New Board Member Lawrence M. Eggert, who is also the chief of the Lockport Police Department, said that more than 100 foster homes have been lined up by Lewis and board member AnnLouise Carosella.
“This gets them out of the shelter and more acclimated to humans. Any animal in a shelter too long loses their socialization,” Eggert said. “Before we got these Pomeranians, the shelter was only about a quarter-full because the rest of the animals were with foster families.”
Bell said that all the Pomeranians with puppies and those that are pregnant went to experienced foster homes.
One of the most telling statistics about the SPCA is this: Since the new board took office, the survival rate of animals has gone from 54 percent to 99 percent. Eggert said the changes have been positive for the SCPA of Niagara and for the animals.
“It’s cheaper for us. It’s better for the animals,” he said. “And though it is still week to week, we are starting to re-energize our fundraising. The donor base we had was pretty much destroyed with the negative past.”
Now the SPCA is dealing with a situation full of negatives and trying to turn it into a positive.
Town of Lockport Dog Control Officer Barry Kobrin said neighbors, who had long complained about the dogs at Magrum’s house, stood inside their houses and clapped or gave him the thumbs-up as the dogs started coming out in crates Monday. The house was temporarily condemned pending a cleanup, after a buildup of feces and urine was found on the dogs and in the house and garage in areas where the dogs were living.
“It was the nastiest thing I’ve seen in my 35 years on the force,” said Eggert, who was at the scene Feb. 2. He said two vanloads of puppies were taken out.
Kobrin said Magrum had been contacted in the past but licensed at least three of the dogs and moved all of the dogs out during their most recent inspection.
Former Dog Control Officer Joan Coe went to the home each time a complaint call came in, but she was never able to get inside the house to see what was happening.
“It was a cat-and-mouse kind of operation,”Kobrin said.
Kobrin said police needed a search warrant or subpoena to get inside, but he hopes to see that changed in the near future with a revised town ordinance or U.S. Department of Agriculture rules, which would allow a dog-control officer “with great suspicion” to enter the premises.
“It was terrible, and I feel bad for the children in the home, and I feel bad for the dogs living in filthy conditions. This was a puppy mill,” Kobrin said. “She was selling these dogs for a lot of money.”
Kobrin praised the SPCA of Niagara’s work on the case. “They handled this very well,” he said. “They worked with me very closely. Under the new management, the SPCA is a new place. I can’t commend them enough.”

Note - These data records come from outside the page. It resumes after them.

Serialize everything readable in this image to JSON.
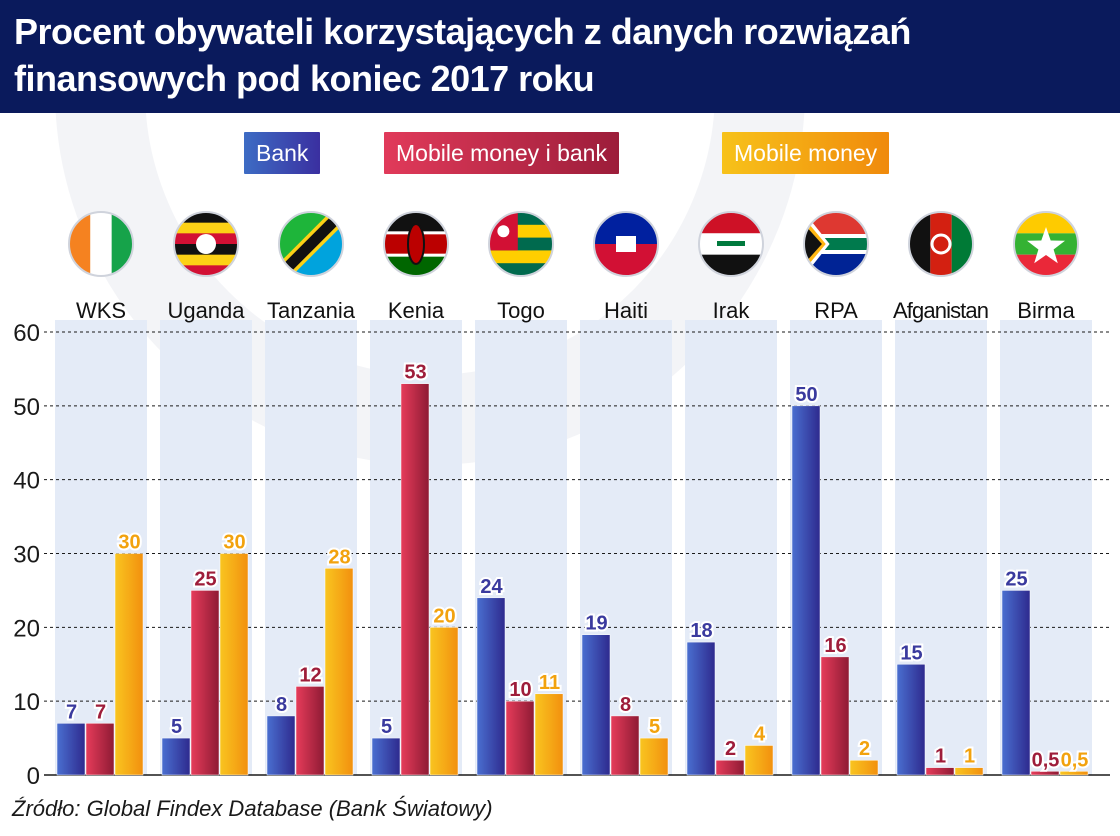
{
  "header": {
    "title": "Procent obywateli korzystających z danych rozwiązań\nfinansowych pod koniec 2017 roku"
  },
  "legend": {
    "bank": "Bank",
    "mobile_bank": "Mobile money i bank",
    "mobile": "Mobile money"
  },
  "source": "Źródło: Global Findex Database (Bank Światowy)",
  "colors": {
    "header_bg": "#0a1a5c",
    "bank": "#3a47b0",
    "mobile_bank": "#c22743",
    "mobile": "#f7b21a",
    "column_band": "#e4ebf7"
  },
  "chart_data": {
    "type": "bar",
    "title": "Procent obywateli korzystających z danych rozwiązań finansowych pod koniec 2017 roku",
    "categories": [
      "WKS",
      "Uganda",
      "Tanzania",
      "Kenia",
      "Togo",
      "Haiti",
      "Irak",
      "RPA",
      "Afganistan",
      "Birma"
    ],
    "flags": [
      "flag-cote-divoire-icon",
      "flag-uganda-icon",
      "flag-tanzania-icon",
      "flag-kenya-icon",
      "flag-togo-icon",
      "flag-haiti-icon",
      "flag-iraq-icon",
      "flag-south-africa-icon",
      "flag-afghanistan-icon",
      "flag-myanmar-icon"
    ],
    "series": [
      {
        "name": "Bank",
        "values": [
          7,
          5,
          8,
          5,
          24,
          19,
          18,
          50,
          15,
          25
        ],
        "labels": [
          "7",
          "5",
          "8",
          "5",
          "24",
          "19",
          "18",
          "50",
          "15",
          "25"
        ]
      },
      {
        "name": "Mobile money i bank",
        "values": [
          7,
          25,
          12,
          53,
          10,
          8,
          2,
          16,
          1,
          0.5
        ],
        "labels": [
          "7",
          "25",
          "12",
          "53",
          "10",
          "8",
          "2",
          "16",
          "1",
          "0,5"
        ]
      },
      {
        "name": "Mobile money",
        "values": [
          30,
          30,
          28,
          20,
          11,
          5,
          4,
          2,
          1,
          0.5
        ],
        "labels": [
          "30",
          "30",
          "28",
          "20",
          "11",
          "5",
          "4",
          "2",
          "1",
          "0,5"
        ]
      }
    ],
    "ylim": [
      0,
      60
    ],
    "yticks": [
      0,
      10,
      20,
      30,
      40,
      50,
      60
    ],
    "grid": true,
    "legend_position": "top"
  }
}
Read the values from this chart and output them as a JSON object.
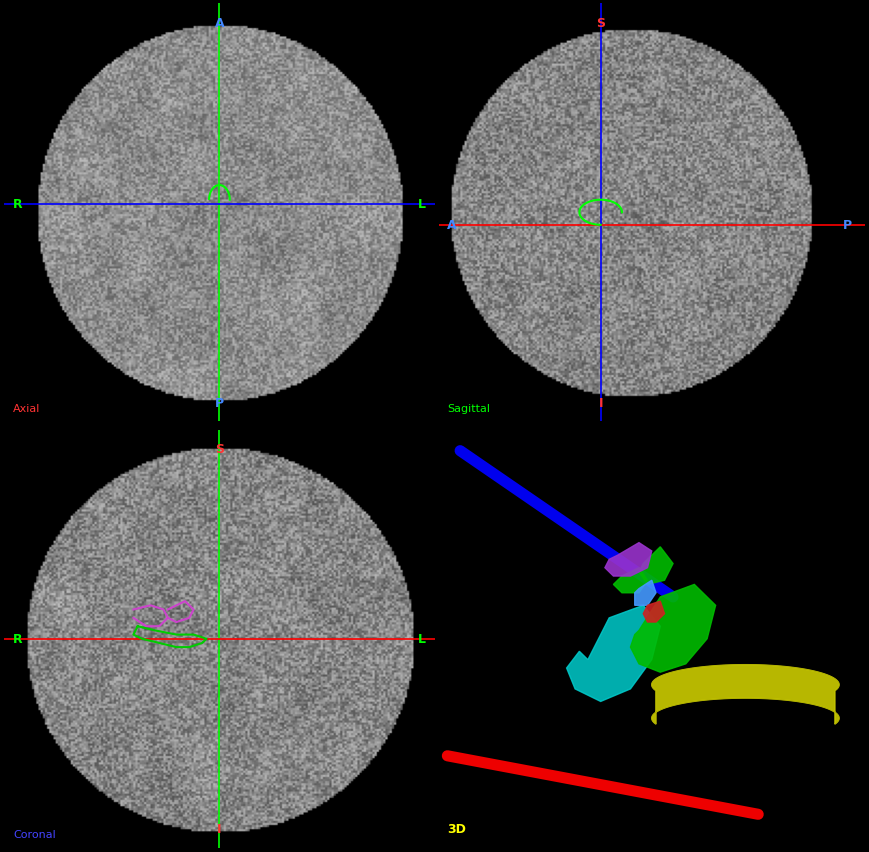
{
  "panel_border_colors": {
    "top_left": "#ff0000",
    "top_right": "#00ff00",
    "bottom_left": "#0000ff",
    "bottom_right": "#ffff00"
  },
  "panel_labels": {
    "top_left": "Axial",
    "top_right": "Sagittal",
    "bottom_left": "Coronal",
    "bottom_right": "3D"
  },
  "label_colors": {
    "top_left": "#ff3333",
    "top_right": "#00ff00",
    "bottom_left": "#4444ff",
    "bottom_right": "#ffff00"
  },
  "crosshair_color_green": "#00ff00",
  "crosshair_color_blue": "#0000ff",
  "crosshair_color_red": "#ff0000",
  "axis_label_colors": {
    "green": "#00ff00",
    "blue": "#4488ff",
    "red": "#ff3333"
  },
  "bg_3d": "#4a4a4a",
  "bg_mri": "#222222"
}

The public also is responding to the recent changes at the SPCA. “When the word went out that we had this problem, we were immediately overwhelmed with offers of support,” Bell said. “That wasn’t always true in the past. I think that’s very telling. I think the word is getting out that we are a can-do kind of place. Everyone involved now is aware that we are part of the solution.”
Bell said officials had to cut off the waiting list of people wanting Pomeranians after receiving 110 calls in the first few days.
“We literally had 500 phone calls from people wanting to adopt these animals,” Bell said. “We had to bring in extra volunteer help to deal with the people calling and dropping off donations.”
He said the agency is using the increase in demand to remind people that they have lots of other dogs available for adoption.
“The bigger dogs need homes just as much as these little guys,” Bell said.
“In the end, we should be a happy place, a place where we adopt our animals, not a place where we incarcerate them.”